O juiz titular da Comarca de Cristalândia, Wellington Magalhães, realizou, na última quarta-feira (30/6), audiências em formatos de videoconferência, na plataforma Yalink, disponibilizada pelo Tribunal de Justiça do Tocantins (TJTO), para oitiva das partes e testemunhas de processos que visam o registro tardio de óbito de indígenas residentes em aldeias na Ilha do Bananal.

“Ontem tivemos a oportunidade de atender três famílias da Ilha do Bananal. Para realizar as audiências pelo sistema de videoconferência, contamos com o apoio dos advogados das partes, que se deslocaram mais de 800 km para auxiliá-los durante a audiência, já que o sistema, apesar de ser intuitivo, demanda familiaridade”, explicou o juiz Wellington Magalhães.

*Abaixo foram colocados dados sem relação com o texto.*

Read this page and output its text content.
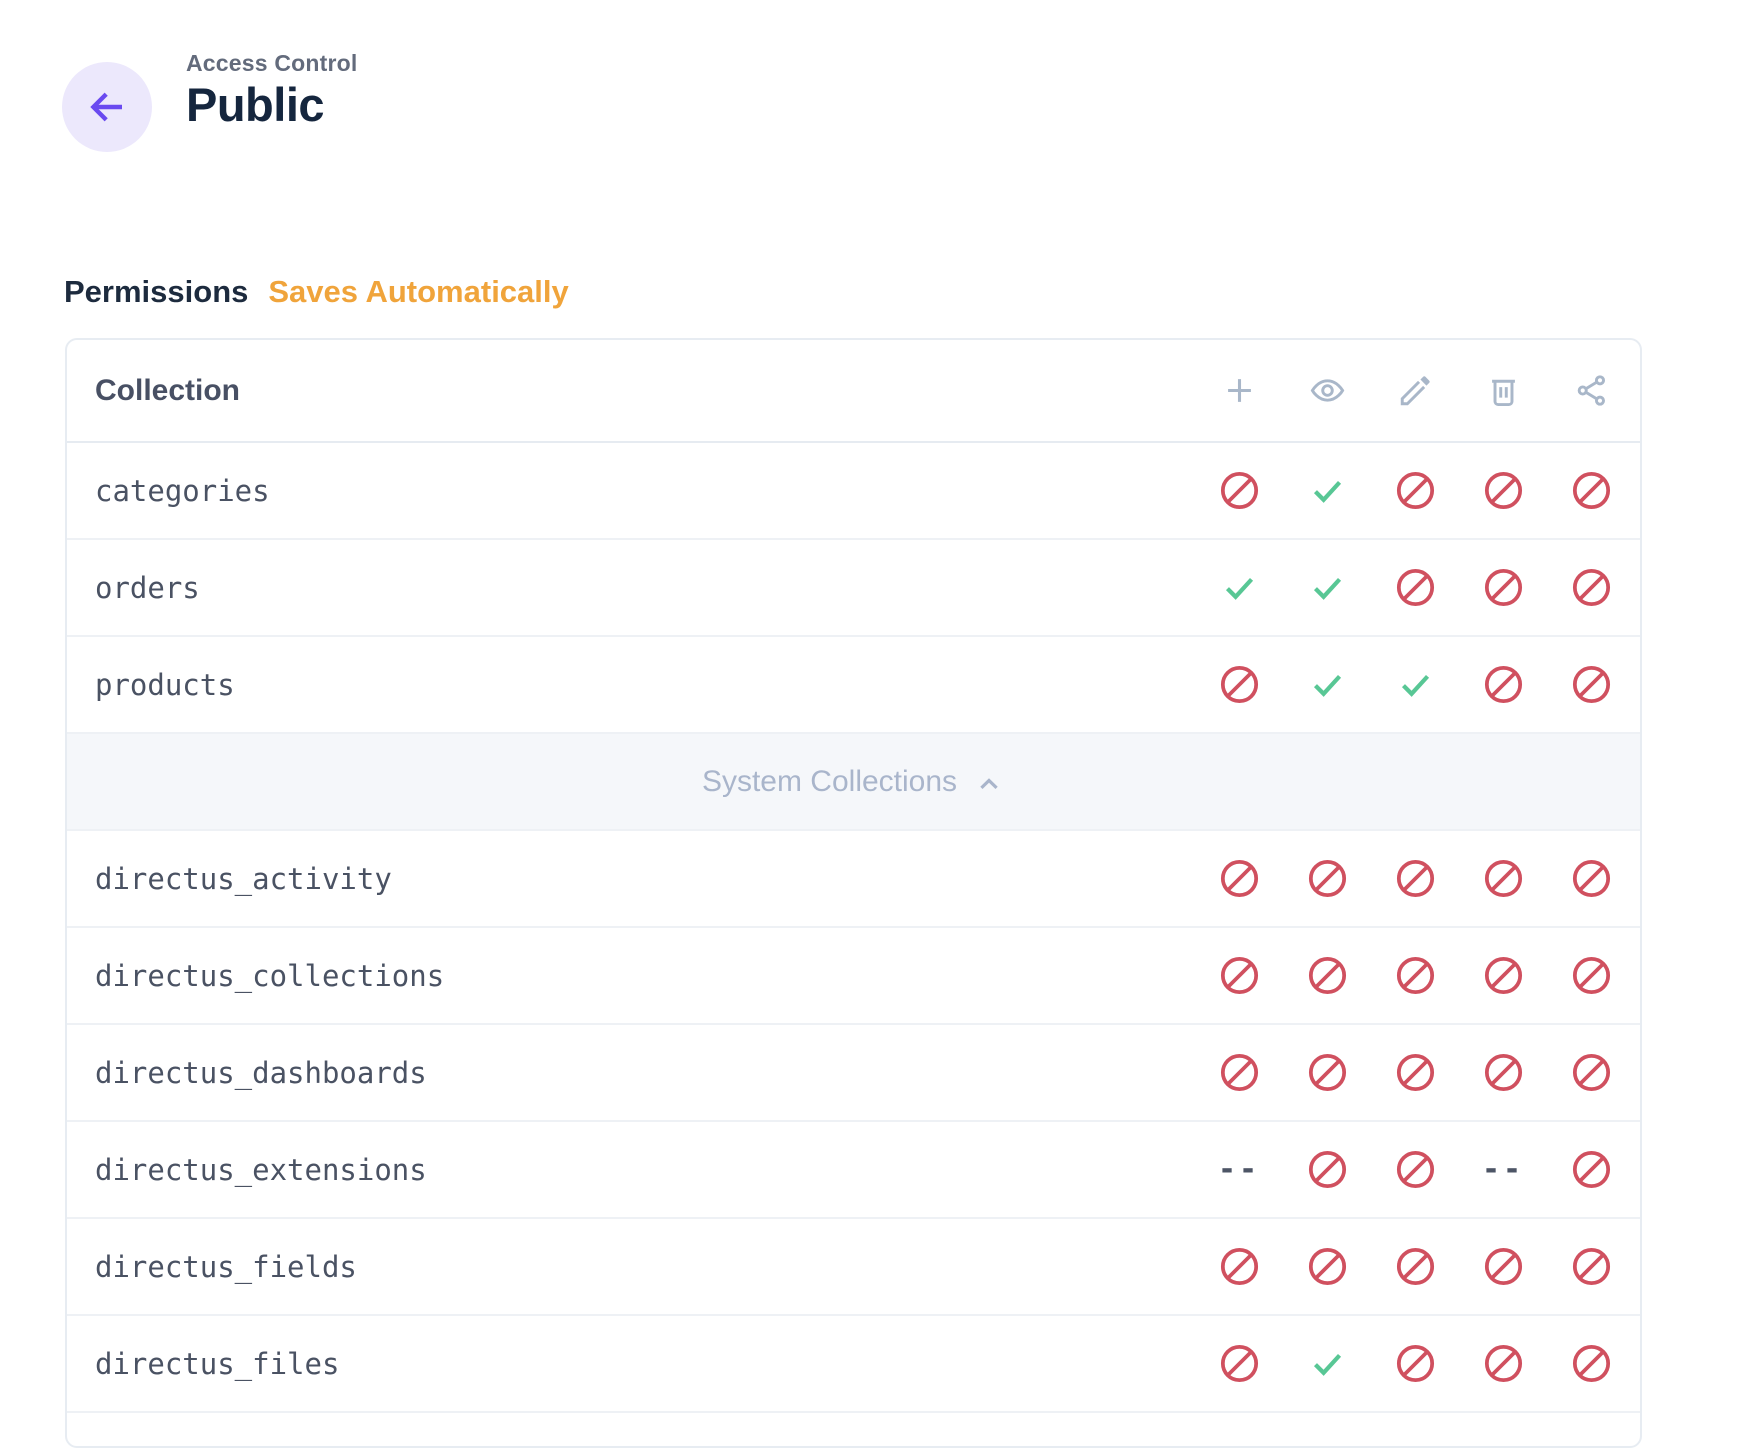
Access Control
Public
Permissions Saves Automatically
Collection
categories
orders
products
System Collections
directus_activity
directus_collections
directus_dashboards
directus_extensions	--	--
directus_fields
directus_files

O magistrado, que está trabalhando em regime de home office, devido às normativas do TJTO sobre a pandemia da Covid-19, também explicou a questão logística que envolveu a ação. “Tendo em vista a qualidade da rede de dados dentro da Ilha do Bananal, nas Aldeias Santa Izabel do Morro e Fontoura, distantes mais de 300 km da sede do fórum, os indígenas foram levados para a cidade ribeirinha de São Félix do Araguaia, no estado do Mato Grosso, de onde prestaram seus depoimentos ao Poder Judiciário”, concluiu.

Os pedidos para registro tardio de óbito foram feitos por Daniel Ohori Karajá, de 67 anos, Iracema Karaja, de 82 anos, e Butxiweru Karajá, de 77 anos.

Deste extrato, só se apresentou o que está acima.